All the pilot data remains on our ftp site under the pilot_data directory EBI/NCBI. The variants which are discussed in the pilot paper can also be found on the ftp site EBI/NCBI.
Please note these data are all mapped to the NCBI36 human reference.
The 1000 Genomes Project shares some samples with the HapMap project; any sample which starts with NA was likely part of the HapMap project. In the pilot stages of the project HapMap genotypes were also used to help quality control the data and identify sample swaps and contamination. Since phase 1 the HapMap data has not been used by the 1000 Genomes Project, and all genotypes were independantly identified by 1000 Genomes.
The 1000 Genomes Project has run two different pull-down experiments. These are labelled as “exon targetted” and “exome”.
An exon targetted run is part of the pilot study which targetted 1000 genes in nearly 700 individuals. The targets for this pilot can be found in the pilot_data/technical/reference directory.
An exome run is part of the whole exome sequencing project which targetted the entirety of the CCDS gene set. The targets used for the phase 1 data release of 1092 samples can be found in technical/reference/exome_pull_down_targets_phases1_and_2; the targets for phase3 analysis can be found in technical/reference/exome_pull_down_targets/
The data directory represents the most current up-to-date view of sequence and alignment data available for the project.
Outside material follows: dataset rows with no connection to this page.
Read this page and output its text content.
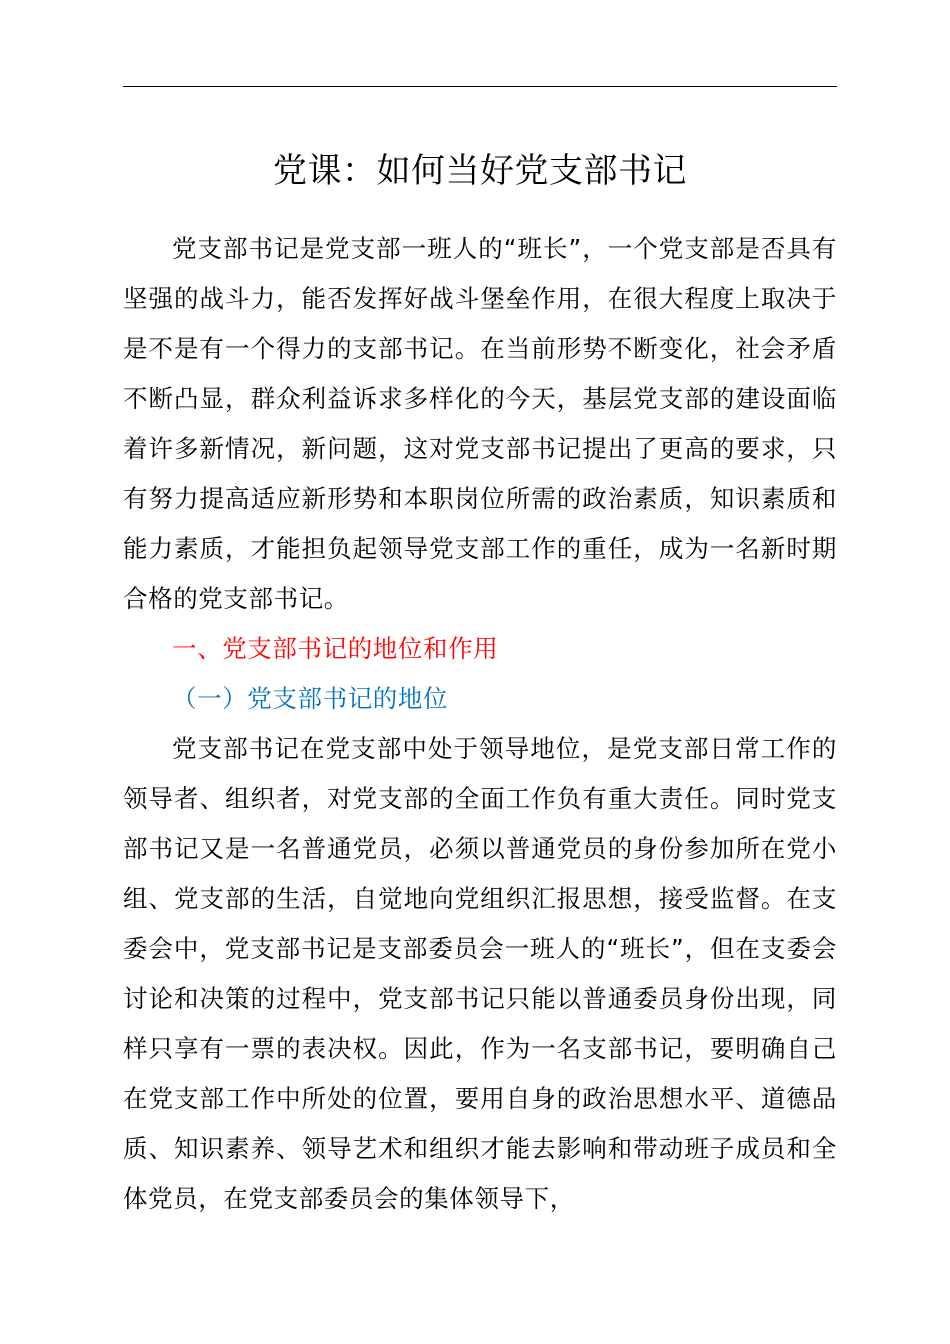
党课：如何当好党支部书记

党支部书记是党支部一班人的“班长”，一个党支部是否具有坚强的战斗力，能否发挥好战斗堡垒作用，在很大程度上取决于是不是有一个得力的支部书记。在当前形势不断变化，社会矛盾不断凸显，群众利益诉求多样化的今天，基层党支部的建设面临着许多新情况，新问题，这对党支部书记提出了更高的要求，只有努力提高适应新形势和本职岗位所需的政治素质，知识素质和能力素质，才能担负起领导党支部工作的重任，成为一名新时期合格的党支部书记。

一、党支部书记的地位和作用

（一）党支部书记的地位

党支部书记在党支部中处于领导地位，是党支部日常工作的领导者、组织者，对党支部的全面工作负有重大责任。同时党支部书记又是一名普通党员，必须以普通党员的身份参加所在党小组、党支部的生活，自觉地向党组织汇报思想，接受监督。在支委会中，党支部书记是支部委员会一班人的“班长”，但在支委会讨论和决策的过程中，党支部书记只能以普通委员身份出现，同样只享有一票的表决权。因此，作为一名支部书记，要明确自己在党支部工作中所处的位置，要用自身的政治思想水平、道德品质、知识素养、领导艺术和组织才能去影响和带动班子成员和全体党员，在党支部委员会的集体领导下，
We also have a frozen data set which represents the data which was aligned for the pilot project as published in Nature in 2010.
An important difference to note is that while the main project data is all mapped to the GRCh37 assembly the pilot project was mapped to the NCBI36 assembly so positions of variants and alignments reported in the pilot_data directory will be different to what you see in the main project and many genome browsers. Genome browser and variant database also display the 1000 Genomes variants re-mapped to GRCh38, so these will give different coordinates again; you can access GRCh37 on Ensembl and UCSC genome browsers.